I’m experimenting an issue upgrading kube-proxy from 1.21 to 1.22.
Already update control-plane components (apiserver,scheduler and controller-manager) to 1.22 without any problem.
When I updated the first worker node (kubelet and kube-proxy), from 1.21 to 1.22, LoadBalancer Service on the node became unreachable, reverting to 1.21 fixed the problem.
I verified that ARP requests receive replies with the correct MAC address and I see correct traffic flow with tcpdump on the NIC of the node.
After a bit investigation on the worker node inside iptables rules I noticed that on 1.22 node I have this rule (nat table):
-A KUBE-XLB-GYH4OE6JZWRDML2Y -m comment --comment "swp-customer/swpc-25abfa45-ac5c-487f-81b9-178602c569f3:http has no local endpoints" -j KUBE-MARK-DROP
On the 1.21, instead, I have this rules:
-A KUBE-XLB-B67G6CBBIZ3WMS7Y -m comment --comment "Balancing rule 0 for swp-customer/swpc-2ad2a9e3-25cf-430e-893b-dbd4ec77b197:http" -j KUBE-SEP-3LIV6VCSPFRWVHFU
-A KUBE-SEP-3LIV6VCSPFRWVHFU -p tcp -m comment --comment "swp-customer/swpc-2ad2a9e3-25cf-430e-893b-dbd4ec77b197:http" -m tcp -j DNAT --to-destination
The second one, on 1.21 node, is the correct rule in order to nat traffic to the container.

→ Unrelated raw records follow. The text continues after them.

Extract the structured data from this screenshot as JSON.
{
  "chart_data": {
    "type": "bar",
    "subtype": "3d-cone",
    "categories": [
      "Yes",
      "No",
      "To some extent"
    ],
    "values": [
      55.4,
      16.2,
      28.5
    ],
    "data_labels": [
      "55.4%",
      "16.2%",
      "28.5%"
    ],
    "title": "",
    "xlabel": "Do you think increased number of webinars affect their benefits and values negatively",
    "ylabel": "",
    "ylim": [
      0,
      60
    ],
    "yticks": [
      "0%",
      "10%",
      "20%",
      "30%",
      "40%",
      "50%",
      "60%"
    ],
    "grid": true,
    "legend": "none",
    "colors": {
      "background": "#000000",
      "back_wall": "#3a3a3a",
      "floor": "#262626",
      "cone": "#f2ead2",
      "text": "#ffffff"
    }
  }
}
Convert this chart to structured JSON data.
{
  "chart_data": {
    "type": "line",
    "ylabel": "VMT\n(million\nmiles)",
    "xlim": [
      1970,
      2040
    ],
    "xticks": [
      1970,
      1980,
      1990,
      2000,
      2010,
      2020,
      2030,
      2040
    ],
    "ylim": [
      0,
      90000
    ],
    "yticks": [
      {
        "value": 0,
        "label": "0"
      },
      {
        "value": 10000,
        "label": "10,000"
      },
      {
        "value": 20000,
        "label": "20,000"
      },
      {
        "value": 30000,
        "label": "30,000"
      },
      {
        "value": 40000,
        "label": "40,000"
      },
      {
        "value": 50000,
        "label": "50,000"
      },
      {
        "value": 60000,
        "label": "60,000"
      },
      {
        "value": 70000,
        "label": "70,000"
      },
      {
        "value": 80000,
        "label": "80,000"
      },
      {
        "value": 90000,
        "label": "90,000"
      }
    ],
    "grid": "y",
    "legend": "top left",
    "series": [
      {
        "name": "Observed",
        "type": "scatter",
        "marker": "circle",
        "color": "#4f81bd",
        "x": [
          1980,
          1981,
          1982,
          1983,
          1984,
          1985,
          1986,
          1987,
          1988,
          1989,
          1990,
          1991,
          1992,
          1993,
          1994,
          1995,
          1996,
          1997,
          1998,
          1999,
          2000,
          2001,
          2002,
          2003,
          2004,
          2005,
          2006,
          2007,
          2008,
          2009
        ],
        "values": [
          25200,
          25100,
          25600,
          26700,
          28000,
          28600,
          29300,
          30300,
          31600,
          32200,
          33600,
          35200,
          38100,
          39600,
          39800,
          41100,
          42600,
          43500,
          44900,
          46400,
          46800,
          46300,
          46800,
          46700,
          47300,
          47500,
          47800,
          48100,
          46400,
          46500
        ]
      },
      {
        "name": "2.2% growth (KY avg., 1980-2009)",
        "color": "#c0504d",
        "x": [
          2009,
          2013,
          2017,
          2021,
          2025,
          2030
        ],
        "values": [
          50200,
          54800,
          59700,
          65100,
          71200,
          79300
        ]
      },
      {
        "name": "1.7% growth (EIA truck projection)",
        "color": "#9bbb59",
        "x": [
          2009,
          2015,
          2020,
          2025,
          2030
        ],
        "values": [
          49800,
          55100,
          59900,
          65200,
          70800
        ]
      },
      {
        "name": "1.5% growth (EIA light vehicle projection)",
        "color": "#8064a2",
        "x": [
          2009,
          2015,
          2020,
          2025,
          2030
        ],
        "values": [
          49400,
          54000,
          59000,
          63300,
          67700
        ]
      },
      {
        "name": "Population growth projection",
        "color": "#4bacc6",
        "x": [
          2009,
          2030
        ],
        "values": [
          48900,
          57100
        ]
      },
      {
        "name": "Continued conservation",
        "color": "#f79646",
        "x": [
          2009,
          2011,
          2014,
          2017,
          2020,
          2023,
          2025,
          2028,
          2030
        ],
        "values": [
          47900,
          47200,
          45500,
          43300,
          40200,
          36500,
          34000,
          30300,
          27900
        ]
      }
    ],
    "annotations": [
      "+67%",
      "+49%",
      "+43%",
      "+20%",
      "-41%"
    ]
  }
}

I guess that kube-proxy 1.22 thinks that there are no local endpoints (reverting to kube-proxy 1.21 on the same node works fine) but I can’t figure out why. kube-proxy seems to start regularly and there is nothing strange in their log.
My environment:
- k8s nodes: VM based on CentOS 7 with VNIC bridged to Physical NIC on hypervisor
- Container runtime: docker://19.3.5
- k8s cluster deployment mode: from scratch
- k8s network plugin: flannel + metallb
Thanks a lot for any help
Delete and recreate service, with the same spec, solved the problem.
I don't known why because i compared saved yaml file, before deletion and after recreation, and they have the same fields.
The issue: https://github.com/kubernetes/kubernetes/issues/110208
You can just restart/recreate one of the service backend to workaround.